There were no sound checks planned and I had never used a microphone on a stage before so I asked to get a quick check, which ran over into people coming into the venue. These people were going to be sitting down, which worried me - how were they going to dance to and get involved with my song? I also found out that there were three judges who would give feedback after each performance.

Opening was the University Salsa society, then a guy singing a cover of Daniel Merriweather's "Red", then a girl playing an acoustic cover of Never Gonna Give You Up, then a guy downing a litre of beer in 30 seconds (he actually completed it in the last 3 seconds, which was quite impressive).

I was up. Nerves set in. I stepped on stage with my ukulele and two mics were positioned by my mouth and my ukulele.

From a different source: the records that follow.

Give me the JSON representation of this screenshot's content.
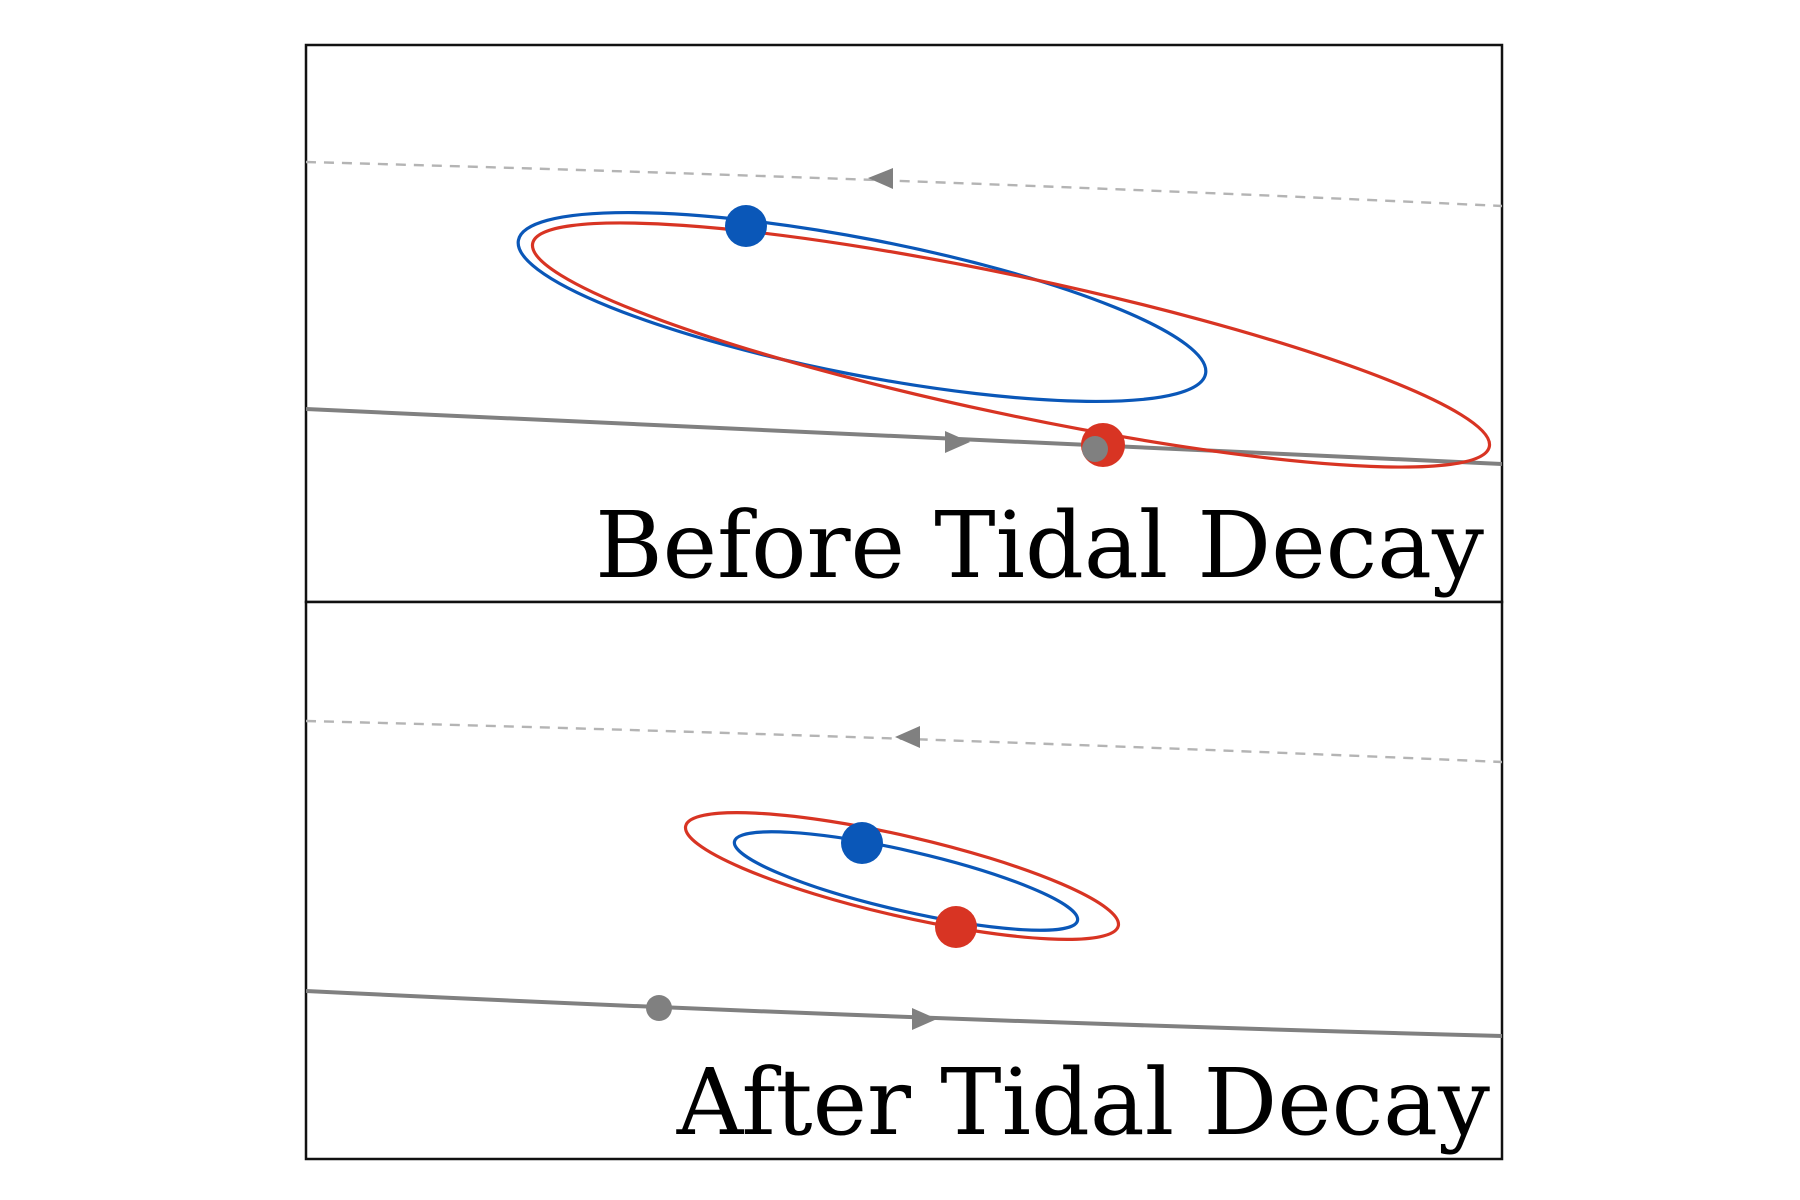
{
  "colors": {
    "blue": "#0a57b8",
    "red": "#d83423",
    "gray": "#808080",
    "light_gray": "#b4b4b4",
    "frame": "#111111"
  },
  "panels": [
    {
      "label": "Before Tidal Decay"
    },
    {
      "label": "After Tidal Decay"
    }
  ]
}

I realised that I probably should have made some sort of strap to hold my ukulele. I took a quick blurry picture (below). The MC introduced me: 'This is Eli Gumble, get ready to groove to his voice!' Wouldn't have been my choice of introduction but c'est la vie. This was it.

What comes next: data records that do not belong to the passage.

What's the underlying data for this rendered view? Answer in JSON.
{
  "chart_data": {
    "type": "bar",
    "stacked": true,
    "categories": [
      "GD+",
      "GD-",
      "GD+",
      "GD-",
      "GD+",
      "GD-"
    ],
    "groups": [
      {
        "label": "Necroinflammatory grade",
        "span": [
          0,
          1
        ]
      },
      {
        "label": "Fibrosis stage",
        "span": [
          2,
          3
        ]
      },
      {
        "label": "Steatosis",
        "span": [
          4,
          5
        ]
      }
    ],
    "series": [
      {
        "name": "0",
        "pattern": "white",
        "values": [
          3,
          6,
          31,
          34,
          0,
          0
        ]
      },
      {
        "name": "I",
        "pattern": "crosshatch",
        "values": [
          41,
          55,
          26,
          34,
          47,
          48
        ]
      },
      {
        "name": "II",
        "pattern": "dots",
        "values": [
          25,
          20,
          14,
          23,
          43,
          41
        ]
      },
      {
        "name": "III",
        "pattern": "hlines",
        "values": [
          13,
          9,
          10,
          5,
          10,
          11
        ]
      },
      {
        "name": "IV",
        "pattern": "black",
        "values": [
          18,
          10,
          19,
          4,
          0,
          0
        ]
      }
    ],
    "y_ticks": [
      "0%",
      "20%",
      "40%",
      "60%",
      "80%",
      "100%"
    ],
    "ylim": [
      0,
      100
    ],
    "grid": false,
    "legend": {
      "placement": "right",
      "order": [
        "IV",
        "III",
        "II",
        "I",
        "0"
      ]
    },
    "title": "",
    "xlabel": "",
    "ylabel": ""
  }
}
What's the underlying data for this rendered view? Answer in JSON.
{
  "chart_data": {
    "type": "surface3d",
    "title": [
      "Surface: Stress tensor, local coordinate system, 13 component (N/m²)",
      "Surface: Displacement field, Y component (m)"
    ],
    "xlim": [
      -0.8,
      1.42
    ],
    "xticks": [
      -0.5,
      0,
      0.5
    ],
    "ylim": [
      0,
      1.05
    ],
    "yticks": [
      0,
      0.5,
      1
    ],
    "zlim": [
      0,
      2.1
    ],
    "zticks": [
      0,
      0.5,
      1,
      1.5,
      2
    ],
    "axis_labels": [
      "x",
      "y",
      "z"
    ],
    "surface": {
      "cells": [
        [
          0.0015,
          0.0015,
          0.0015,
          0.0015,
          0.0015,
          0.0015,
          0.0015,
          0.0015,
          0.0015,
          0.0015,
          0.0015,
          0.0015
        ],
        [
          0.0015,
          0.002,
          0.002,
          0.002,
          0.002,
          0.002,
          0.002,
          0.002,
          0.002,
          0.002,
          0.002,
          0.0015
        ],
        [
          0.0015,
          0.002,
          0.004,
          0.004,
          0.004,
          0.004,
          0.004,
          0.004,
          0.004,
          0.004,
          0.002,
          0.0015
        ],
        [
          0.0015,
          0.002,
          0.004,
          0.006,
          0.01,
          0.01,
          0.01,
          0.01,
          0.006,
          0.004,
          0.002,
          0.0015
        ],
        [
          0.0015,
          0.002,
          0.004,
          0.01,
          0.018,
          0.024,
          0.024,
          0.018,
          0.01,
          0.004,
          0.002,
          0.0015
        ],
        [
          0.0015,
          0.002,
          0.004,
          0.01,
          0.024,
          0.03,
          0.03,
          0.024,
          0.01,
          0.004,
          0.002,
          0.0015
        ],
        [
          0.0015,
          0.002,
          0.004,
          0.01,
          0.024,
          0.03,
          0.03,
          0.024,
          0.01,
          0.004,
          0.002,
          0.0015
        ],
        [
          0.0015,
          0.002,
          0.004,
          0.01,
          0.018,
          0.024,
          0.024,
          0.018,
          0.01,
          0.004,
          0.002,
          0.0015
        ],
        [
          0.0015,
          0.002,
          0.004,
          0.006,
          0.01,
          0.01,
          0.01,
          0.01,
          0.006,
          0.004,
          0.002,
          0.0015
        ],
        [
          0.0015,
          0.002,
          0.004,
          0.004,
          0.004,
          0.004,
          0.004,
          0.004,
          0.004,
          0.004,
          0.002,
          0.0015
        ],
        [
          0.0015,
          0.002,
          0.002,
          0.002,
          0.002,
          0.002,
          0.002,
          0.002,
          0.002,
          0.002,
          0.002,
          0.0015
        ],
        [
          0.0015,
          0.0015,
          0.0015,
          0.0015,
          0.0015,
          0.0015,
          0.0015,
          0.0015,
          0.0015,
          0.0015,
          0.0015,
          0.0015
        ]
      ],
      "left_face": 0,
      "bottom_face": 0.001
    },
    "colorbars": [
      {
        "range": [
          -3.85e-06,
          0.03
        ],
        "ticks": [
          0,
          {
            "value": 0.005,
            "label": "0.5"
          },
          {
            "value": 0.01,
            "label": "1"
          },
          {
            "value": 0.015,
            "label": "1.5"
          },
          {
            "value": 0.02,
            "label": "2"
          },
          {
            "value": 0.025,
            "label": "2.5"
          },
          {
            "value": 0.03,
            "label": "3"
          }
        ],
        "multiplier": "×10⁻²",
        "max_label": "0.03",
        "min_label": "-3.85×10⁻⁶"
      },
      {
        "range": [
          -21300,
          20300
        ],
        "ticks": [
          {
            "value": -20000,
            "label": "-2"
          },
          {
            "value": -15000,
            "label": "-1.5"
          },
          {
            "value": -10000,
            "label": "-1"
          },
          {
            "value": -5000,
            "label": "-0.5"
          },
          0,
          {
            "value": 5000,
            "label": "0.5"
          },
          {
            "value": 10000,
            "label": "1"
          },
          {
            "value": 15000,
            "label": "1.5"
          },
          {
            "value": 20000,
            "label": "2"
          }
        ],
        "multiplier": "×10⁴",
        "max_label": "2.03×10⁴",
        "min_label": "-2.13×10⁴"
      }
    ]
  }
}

The unfortunate people who witnessed my first gig

I played the introduction to "Never Told You". The chords kicked in. The vocals kicked in. At this time I didn't know that breathing was helpful when singing so you can imagine what effects that was having. I feel sorry for the sound guy, I was moving all over the place. After the second chorus, I knocked the ukulele into the lower mic, then said 'sorry'. Through all of this, I couldn't see anything past the mic; it was so surreal. This was either because I was focusing on keeping my mouth in the right place or just nerves blocking everything else out. I made it through to the end and there was applause, which was nice.

The leftmost judge then picked up the microphone on their table. She began to speak: 'Erm...'

'Ok, here we go,' I thought. Their comments included that they liked my hair flicking (check out the video earlier in this post; that was basically my performance) and the rap verse. They also said that I shouldn't say sorry on stage when I'm nervous, to which I explained that I knocked the ukulele into the mic and thought it made a noise and said sorry again. I was still very nervous. I walked off the stage to a milder round of applause.

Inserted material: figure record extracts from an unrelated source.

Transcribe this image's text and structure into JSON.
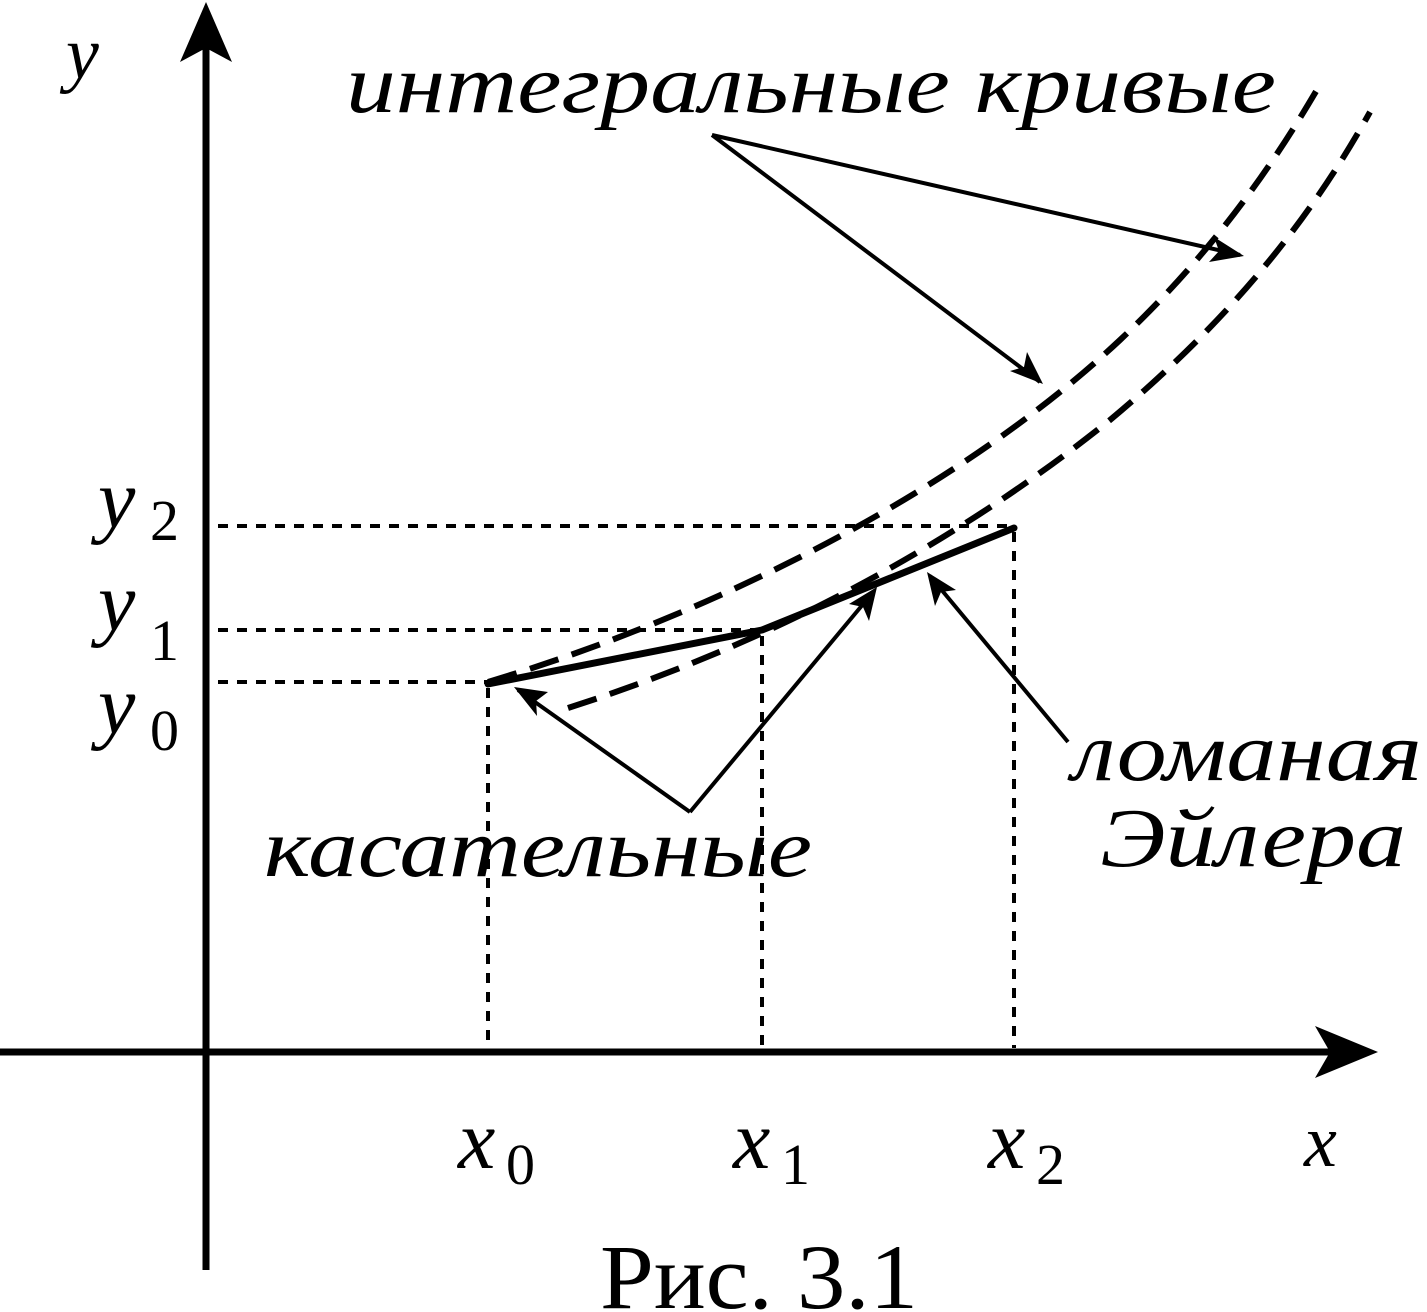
{
  "axes": {
    "x_label": "x",
    "y_label": "y",
    "x_ticks": [
      {
        "base": "x",
        "sub": "0"
      },
      {
        "base": "x",
        "sub": "1"
      },
      {
        "base": "x",
        "sub": "2"
      }
    ],
    "y_ticks": [
      {
        "base": "y",
        "sub": "0"
      },
      {
        "base": "y",
        "sub": "1"
      },
      {
        "base": "y",
        "sub": "2"
      }
    ]
  },
  "annotations": {
    "integral_curves": "интегральные кривые",
    "tangents": "касательные",
    "euler_line_1": "ломаная",
    "euler_line_2": "Эйлера"
  },
  "caption": "Рис. 3.1",
  "colors": {
    "stroke": "#000000",
    "background": "#ffffff"
  }
}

The remaining acts were a dancer, a gymnastics performance group with a very well-produced backing track and a girl doing an acoustic cover of a Valentine's Day themed song.

The judges deliberated and I still felt confident that I would place well because I was the only person who wrote an original song and I had a dangerously unrealistic level of confidence in myself.

The results were announced: gymnastics guys third, guy singing "Red" second, Salsa Society first. My stomach dropped, I felt awkward, I mumbled some congratulations to the guy who came second when he came up to me. I quickly packed up my things and went back to my halls, which were about a minute away from the SU and went to sleep for a few hours. I later decided that I wasn't at the point where I could play on stages like this and vowed to focus on posting things on YouTube and SoundCloud for the time being.

It was definitely a learning experience - a well-needed lesson in humility and a full-on highlighting of my limitations - I can thrash around all I like on stage but if I'm just playing an acoustic ukulele, I'm not really making epic groundbreaking rock music.

I didn't play another gig until October that year, where I showed up to an open mic with my ukulele and got complimented on the song I played by a few people. This led to my joining and continued membership of Warwick Bandsoc.

Eventually though, I made a return to the big stage in Copper Rooms 1 at [spoilers] the final of Warwick Bandsoc's Battle of the Bands in 2016 where I played to an audience of a few hundred who were all standing up and got a very nice reaction. Possibly because I decided not to include "Never Told You" in my set.

I'm thankful that I got the opportunity to play World's Got Talent. The level of detail I still remember about that morning just goes to show that no matter what follows, you never really forget your first.